Hey All,
I ran into this great thread in the Feature Request section that talks about using lsyncd
to have a redundant Pi-hole deployment, which I can't seem to reply to with my own deployment details:
In deploying this setup, I realized that it was messing up the statistics because I had some devices that were using the DNS resolvers in a round-robin fashion. So I started to look at how to run a DNS forwarder on my second instance, that used the Pi-hole if it was available and fell-back to CloudFlare if not.
This assumes that Pi-hole outages are rare, and I'm OK losing blocks for a few minutes until the Pi-hole recovers. I have thoughts on how to improve this at the end of the post.

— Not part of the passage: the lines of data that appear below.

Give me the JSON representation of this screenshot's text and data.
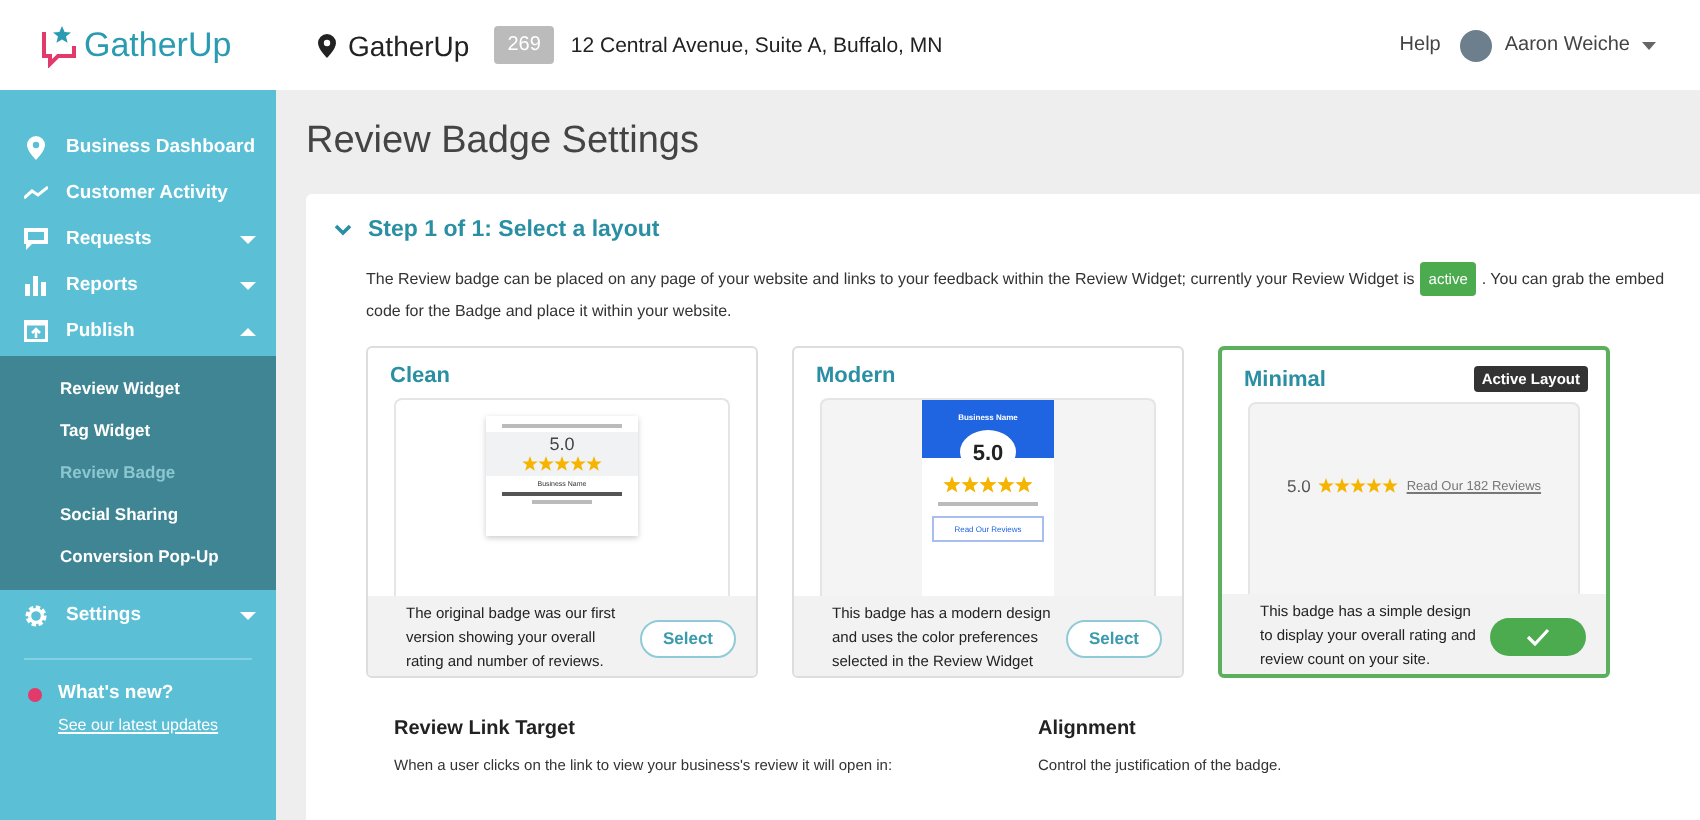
{
  "header": {
    "logo": "GatherUp",
    "location": {
      "name": "GatherUp",
      "count": "269",
      "address": "12 Central Avenue, Suite A, Buffalo, MN"
    },
    "help": "Help",
    "user": "Aaron Weiche"
  },
  "sidebar": {
    "items": [
      {
        "label": "Business Dashboard",
        "kind": "dashboard"
      },
      {
        "label": "Customer Activity",
        "kind": "activity"
      },
      {
        "label": "Requests",
        "kind": "requests",
        "expanded": false
      },
      {
        "label": "Reports",
        "kind": "reports",
        "expanded": false
      },
      {
        "label": "Publish",
        "kind": "publish",
        "expanded": true,
        "children": [
          {
            "label": "Review Widget",
            "selected": false
          },
          {
            "label": "Tag Widget",
            "selected": false
          },
          {
            "label": "Review Badge",
            "selected": true
          },
          {
            "label": "Social Sharing",
            "selected": false
          },
          {
            "label": "Conversion Pop-Up",
            "selected": false
          }
        ]
      },
      {
        "label": "Settings",
        "kind": "settings",
        "expanded": false
      }
    ],
    "news": {
      "title": "What's new?",
      "link": "See our latest updates"
    }
  },
  "page_title": "Review Badge Settings",
  "step": {
    "title": "Step 1 of 1: Select a layout",
    "expanded": true,
    "text_before": "The Review badge can be placed on any page of your website and links to your feedback within the Review Widget; currently your Review Widget is",
    "status": "active",
    "text_after": ". You can grab the embed",
    "text_line2": "code for the Badge and place it within your website.",
    "active_label": "Active Layout",
    "layouts": [
      {
        "kind": "clean",
        "name": "Clean",
        "selected": false,
        "description": "The original badge was our first version showing your overall rating and number of reviews.",
        "button": "Select",
        "preview": {
          "rating": "5.0",
          "business": "Business Name"
        }
      },
      {
        "kind": "modern",
        "name": "Modern",
        "selected": false,
        "description": "This badge has a modern design and uses the color preferences selected in the Review Widget",
        "button": "Select",
        "preview": {
          "business": "Business Name",
          "rating": "5.0",
          "link": "Read Our Reviews"
        }
      },
      {
        "kind": "minimal",
        "name": "Minimal",
        "selected": true,
        "description": "This badge has a simple design to display your overall rating and review count on your site.",
        "preview": {
          "rating": "5.0",
          "link": "Read Our 182 Reviews"
        }
      }
    ]
  },
  "sections": [
    {
      "title": "Review Link Target",
      "text": "When a user clicks on the link to view your business's review it will open in:"
    },
    {
      "title": "Alignment",
      "text": "Control the justification of the badge."
    }
  ]
}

I originally considered using Dnsmasq
, but in reading the documentation for how it handles upstream selection and recovery from failure I realized I would need to write a daemon to handle health checking / rewriting of the Dnsmasq
configuration. This is because it's not sequentially deterministic, and instead will send the query to multiple resolvers and use whichever responds first. So in most cases this would probably do what I want, but I wanted a bit more of a guarantee.

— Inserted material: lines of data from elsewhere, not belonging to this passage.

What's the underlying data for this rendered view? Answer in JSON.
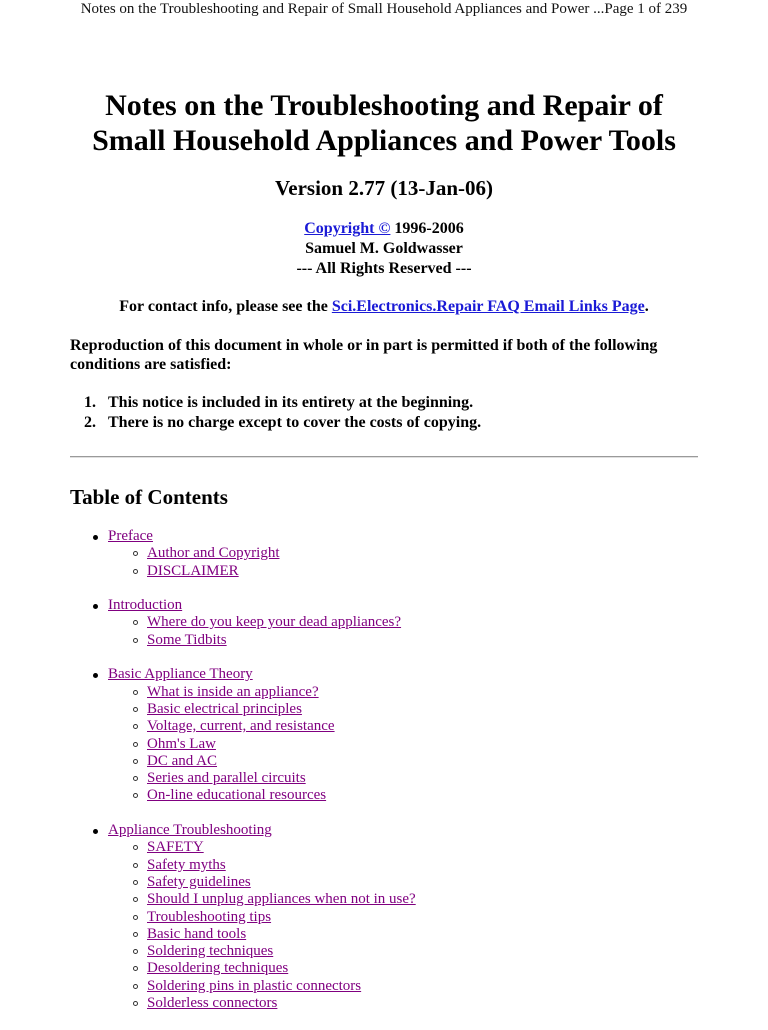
{
  "running_header": "Notes on the Troubleshooting and Repair of Small Household Appliances and Power ...Page 1 of 239",
  "title_line1": "Notes on the Troubleshooting and Repair of",
  "title_line2": "Small Household Appliances and Power Tools",
  "version": "Version 2.77 (13-Jan-06)",
  "copyright": {
    "link_label": "Copyright ©",
    "years": " 1996-2006",
    "author": "Samuel M. Goldwasser",
    "rights": "--- All Rights Reserved ---"
  },
  "contact": {
    "prefix": "For contact info, please see the ",
    "link_label": "Sci.Electronics.Repair FAQ Email Links Page",
    "suffix": "."
  },
  "reproduction_notice": "Reproduction of this document in whole or in part is permitted if both of the following conditions are satisfied:",
  "conditions": [
    {
      "num": "1.",
      "text": "This notice is included in its entirety at the beginning."
    },
    {
      "num": "2.",
      "text": "There is no charge except to cover the costs of copying."
    }
  ],
  "toc": {
    "title": "Table of Contents",
    "sections": [
      {
        "label": "Preface",
        "items": [
          "Author and Copyright",
          "DISCLAIMER"
        ]
      },
      {
        "label": "Introduction",
        "items": [
          "Where do you keep your dead appliances?",
          "Some Tidbits"
        ]
      },
      {
        "label": "Basic Appliance Theory",
        "items": [
          "What is inside an appliance?",
          "Basic electrical principles",
          "Voltage, current, and resistance",
          "Ohm's Law",
          "DC and AC",
          "Series and parallel circuits",
          "On-line educational resources"
        ]
      },
      {
        "label": "Appliance Troubleshooting",
        "items": [
          "SAFETY",
          "Safety myths",
          "Safety guidelines",
          "Should I unplug appliances when not in use?",
          "Troubleshooting tips",
          "Basic hand tools",
          "Soldering techniques",
          "Desoldering techniques",
          "Soldering pins in plastic connectors",
          "Solderless connectors"
        ]
      }
    ]
  },
  "colors": {
    "link": "#1a1ad6",
    "visited_link": "#800080",
    "rule": "#9a9a9a"
  }
}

So instead I took the lsyncd
configuration file from the post above, and edited the associated shell script to continue rsyncing the data and rewriting the configurations but to no longer restart the Pi-hole services. After shutting down the Pi-hole services, and disabling them so they don't start on boot, I deployed CoreDNS with this configuration file:
.:5353 {
errors
cache
bind 127.0.0.1
forward . tls://1.1.1.1 tls://1.0.0.1 {
expire 60s
max_fails 2
policy sequential
tls_servername cloudflare-dns.com
}
}
. {
log
errors
bind 10.0.0.22
prometheus 0.0.0.0:9153
hosts /etc/pihole/custom.list {
ttl 2
reload 2s
fallthrough
}
forward . 10.0.0.25:53 127.0.0.1:5353 {
max_fails 2
policy sequential
}
}
The result is a CoreDNS configuration with two listeners, one on the node's external IP (10.0.0.22:53
) and the other on 127.0.0.1:5353
.
For the :53
listener, CoreDNS will use the /etc/pihole/custom.list
to properly handle queries for any Local DNS entries specified in the Pi-hole UI. Note: I moved my pi.hole
DNS entry from /etc/pihole/local.list
to /etc/pihole/custom.list
since I wanted it to always to resolve to my primary Pi-hole instance and not the secondary.

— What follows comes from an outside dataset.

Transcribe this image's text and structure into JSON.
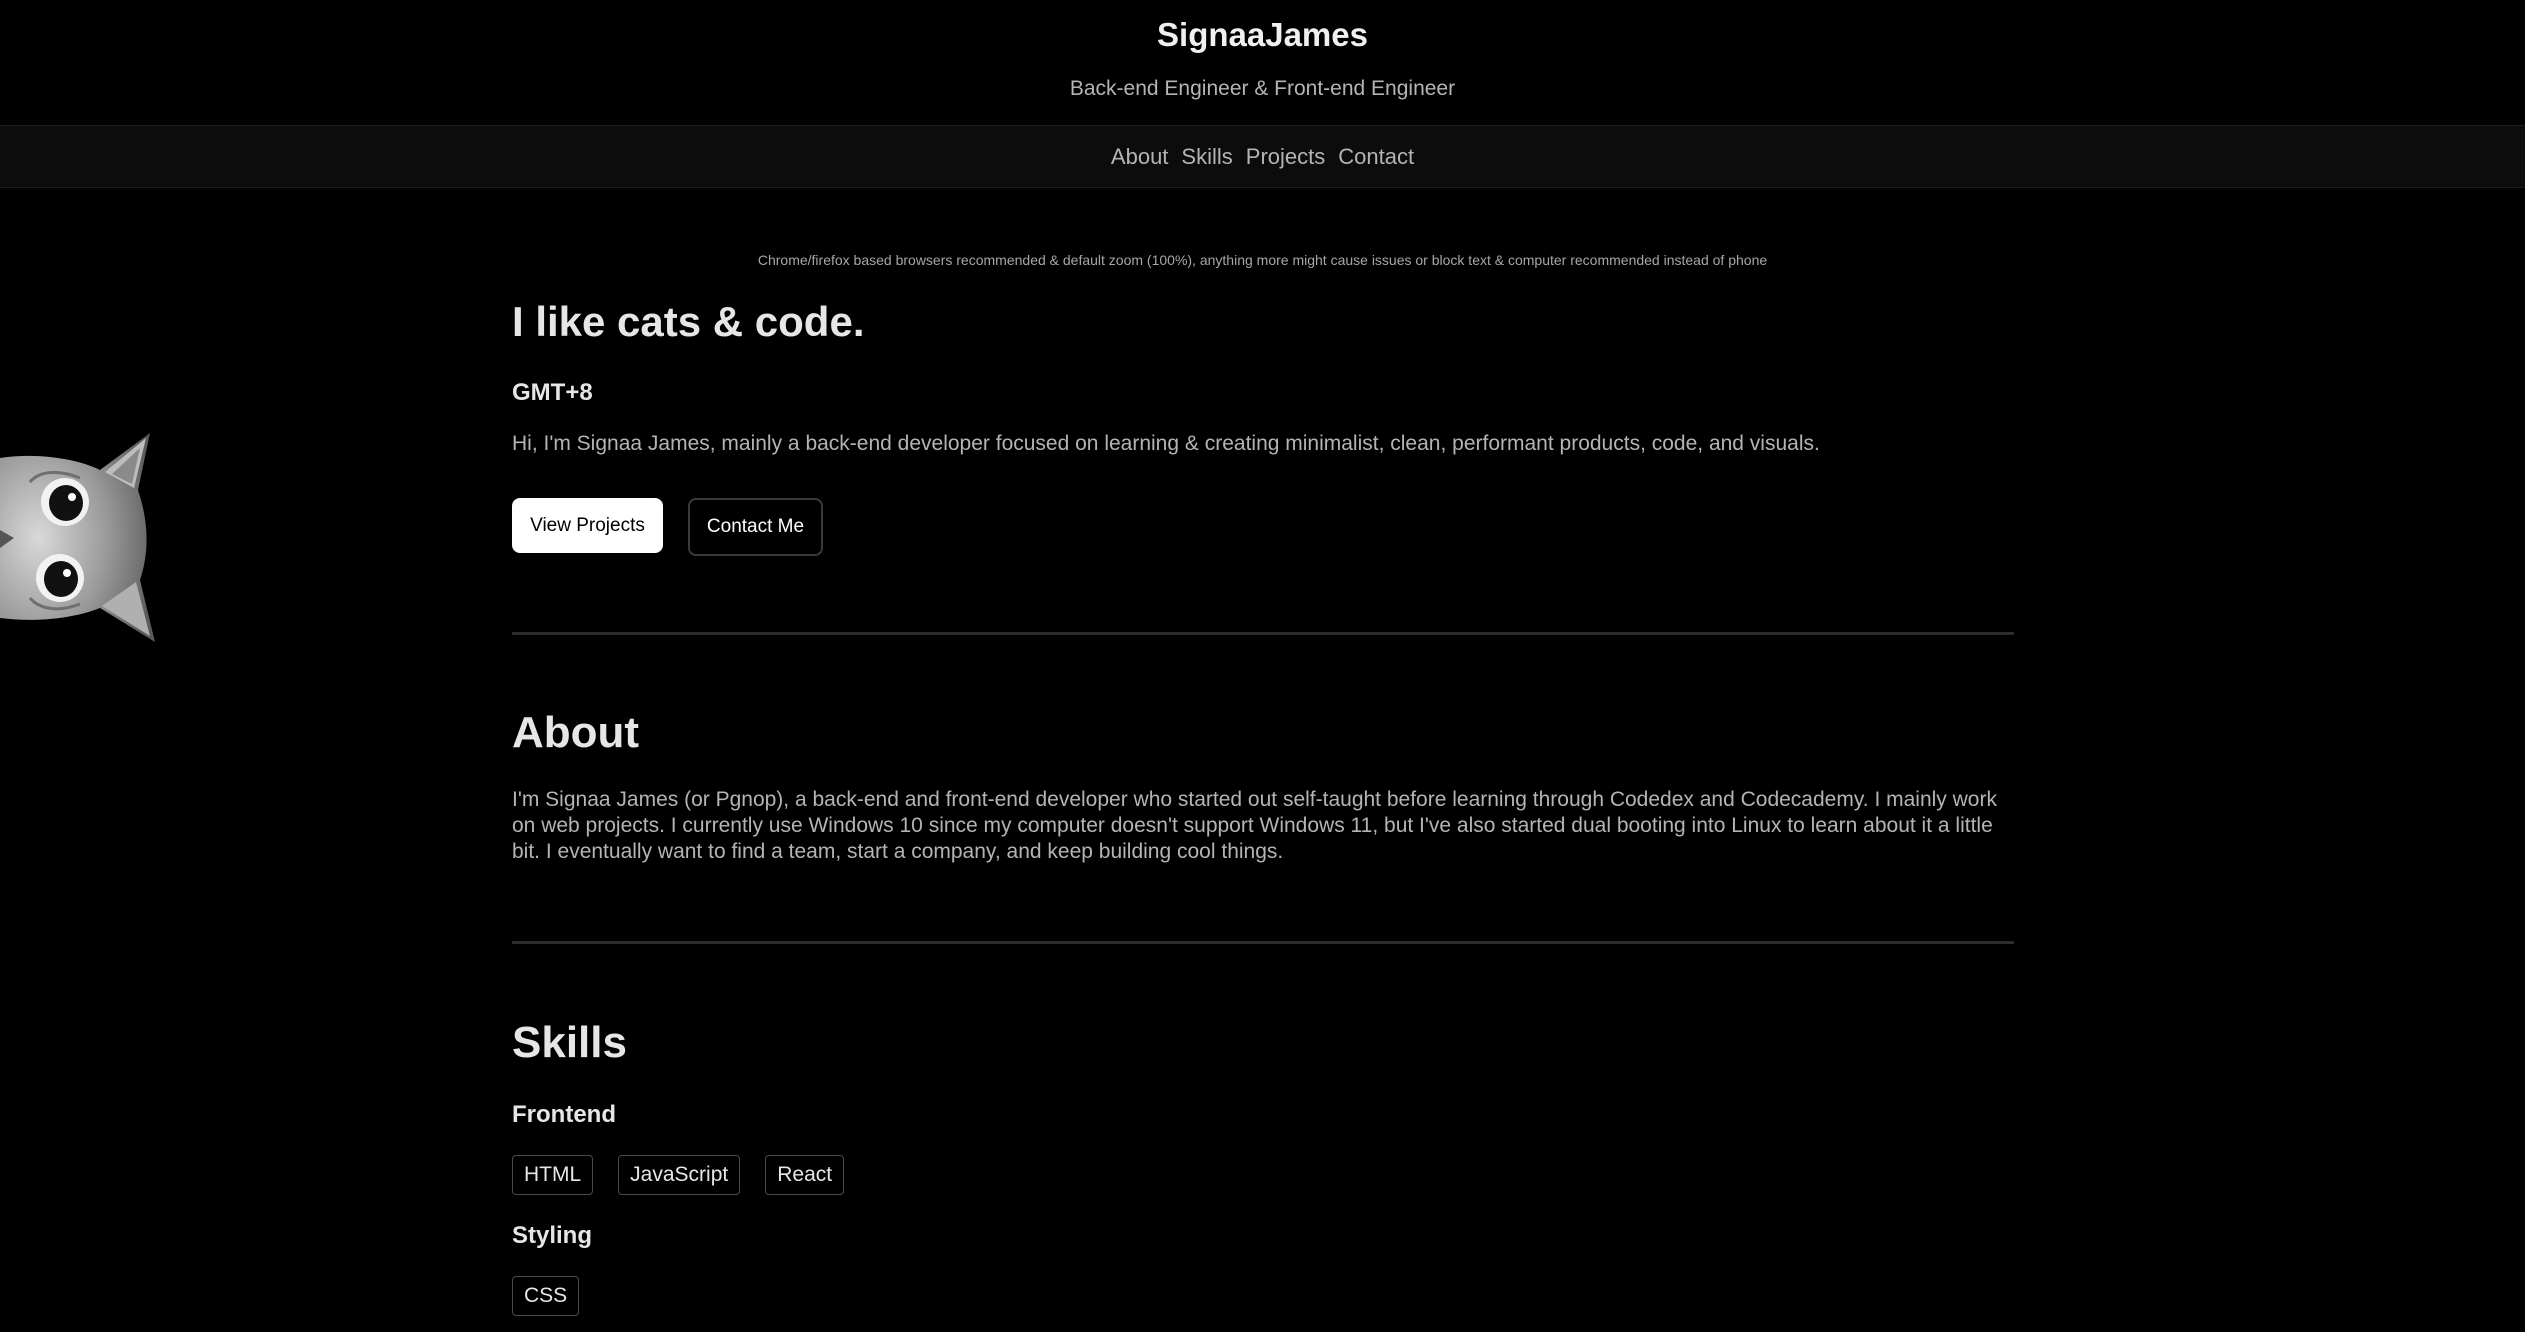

If none of the custom.list
entries match the query, it'll then fallthrough and forward the query to the Pi-hole at 10.0.0.25:53
. If that instance is unhealthy, it'll instead forward queries to the other CoreDNS listener on 127.0.0.1:5353
. This listener forwards queries directly to CloudFlare, and has caching enabled so I don't hammer them.
As I mentioned above I do lose blocks in this case, but it'll switch back to the Pi-hole within ~500ms of it becoming healthy again and is generally invisible to the clients.
One upside of this deployment is that the full Pi-hole configuration is being synchronized to the second instance and is mostly unused. If my primary Pi-hole instance were to become permanently unhealthy, I can shut down CoreDNS
and launch Pi-hole on the secondary and get all the blocks back. This would only take me a few moments to execute.
Potential Improvement #1: I am only including the custom.list
hosts file in my Corefile
. I could maybe also have another entry for /etc/pihole/local.list
. However, for me there is nothing of value in there. The hostname for my Pi-hole instance is duplicated in the custom.list
file.
Potential Improvement #2: This is a bit more of a pie-in-the-sky sort of improvement, but I want to look at the possibility of consuming the gravity.db
file as a CoreDNS plugin. I'd still forward requests to the Pi-hole by default (for proper metrics), but use the gravity
plugin when falling back to CloudFlare (when the Pi-hole is down).